Saturday, January 23, 2010

West Indian in America

For us football is actually played with your feet, and many of us would rather watch Manchester United on television than the Dallas Cowboys. We don't quite get baseball, but fully get that a cricket match can go for days. We are more likely to serve cornmeal pudding or rum cake, than apple pie for dessert. We know tea is not necessarily from a bag, but could be cocoa, chocolate or anything hot and in a mug. Our recollections and longings are peppered with references to 'back home, and around countrymen our speech takes on a distinct cadence as we relax into the rhythmic hybrid of homeland dialect and broken English. We are West Indians in America.

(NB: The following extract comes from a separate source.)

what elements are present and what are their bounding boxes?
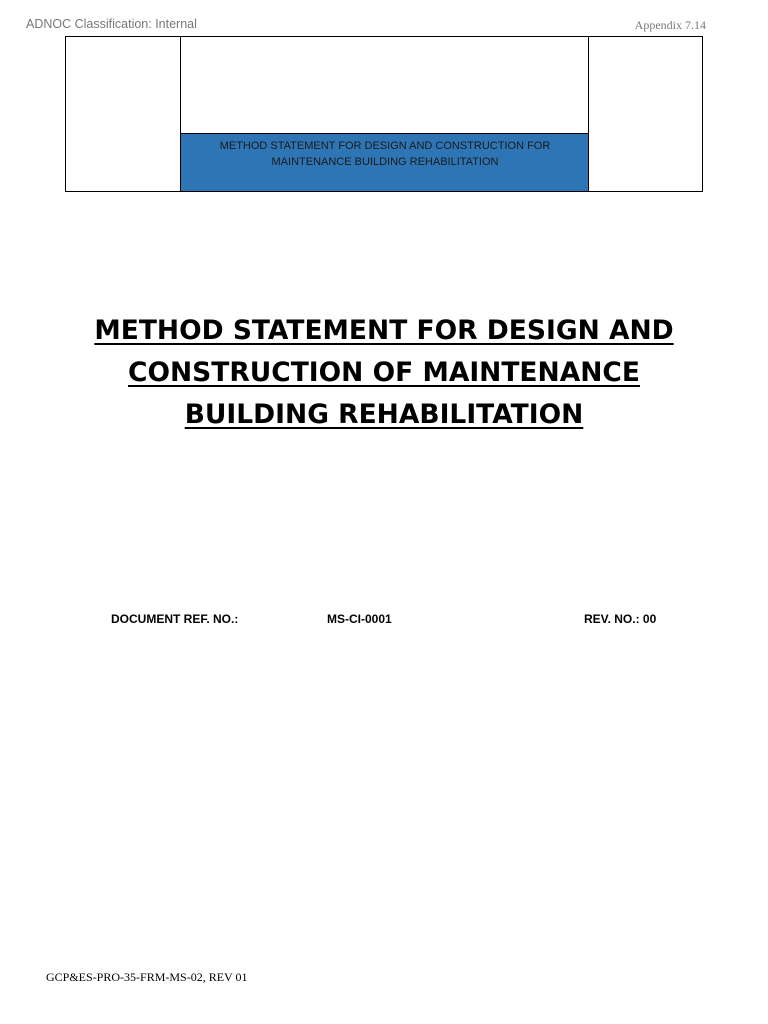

According the Census Bureau's 2000 report on the foreign born population, approximately 2.8 million people from the Caribbean live in the United States. That number does not include U.S.-born children of Caribbean immigrants who consider themselves West Indians, or those the Census Bureau did not reach due to some missing immigration paperwork. It is also not hard to believe that many more people from the islands have emigrated to the United States over the last 10 years.

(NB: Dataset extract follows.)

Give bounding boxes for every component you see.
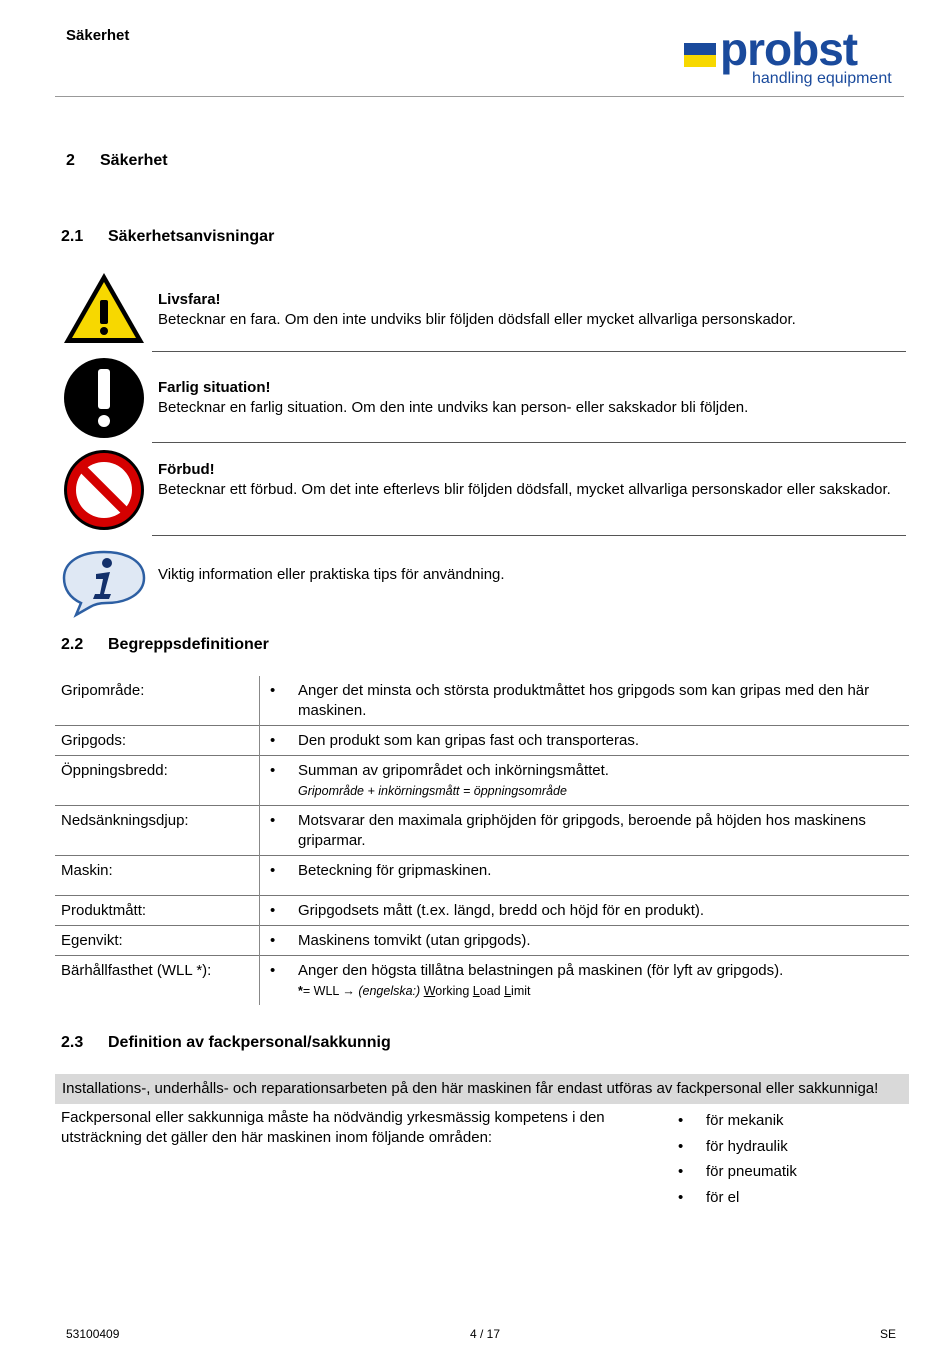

We come to the States in pursuit of prosperity, education, and sometimes love. While we predominantly live in big metropolitan areas, there is a West Indian to be found in every corner of the United States. We are lawyers, doctors, nurses, teachers, accountants, chefs, administrators, engineers, and politicians. You name a job, a West Indian is doing it - and maybe on double shifts.

While most of us are happy abroad, we know a truth that many people living back home are reluctant to believe. Life in the United States is not all bliss and Kellogg's corn flakes. Those of us who grew up in the islands often miss aspects of our life back home - regardless of how difficult that life may have been. It is not unusal to hear West Indians pine for the more relaxed pace of the Caribbean.

For many West Indians, living in America also presents moral, political and spiritual considerations that were untested in our usually conservative communities back home. Creation vs evolution, gay marriage vs domestic partnership, affirmative action, and race relations are most often items for the overseas, rather than local section of our home country's newspapers. We have not established ourselves as a voting bloc, like Hispanics for example, quite likely because our views are splintered. Those who migrated in the 70s, and 80s are likely to be conservative, particularly about fiscal issues, gay rights, religious liberty, and abortion. Younger immigrants and the children of earlier immigrants are likely to have more liberal views.

Though we sometimes experience racism, without the historical prospective of the periods of the Jim Crow South, and the Civil Rights Movement, West Indians often have a more optimistic view of race relations. For example, affirmative action and reparations are issues on which African-Americans and West Indians don't always agree. In fact, West Indian emigrants often experience prejudices from African-Americans, largely due to differing points of view on social and political issues.

Over many decades West Indians emigrants have become part of the fabric of this country. With Haiti's desperate situation in the news, concerns about an influx of Haitians seeking refuge in the United States are being raised. Discussions about border security, immigration policy, and illegal immigrants are constant, but now with the attention focused on Haiti I am increasinly uncomfortable. I am one of the outsiders many born-Americans want to keep out. The discussions of illegal entry intermingle with proposals for putting limits on people emigrating to the United States and the resentment of some is not difficult to see.

Despite all the challenges and sacrifices, we make our lives here. Our tax dollars and our hard work help to build this country. Our children are born here. We leave our lives behind in the countries of our birth, and most of us will never go back. We are naturalized citizens, resident aliens, out of status permanent visitors. We are West Indians in the U.S.A.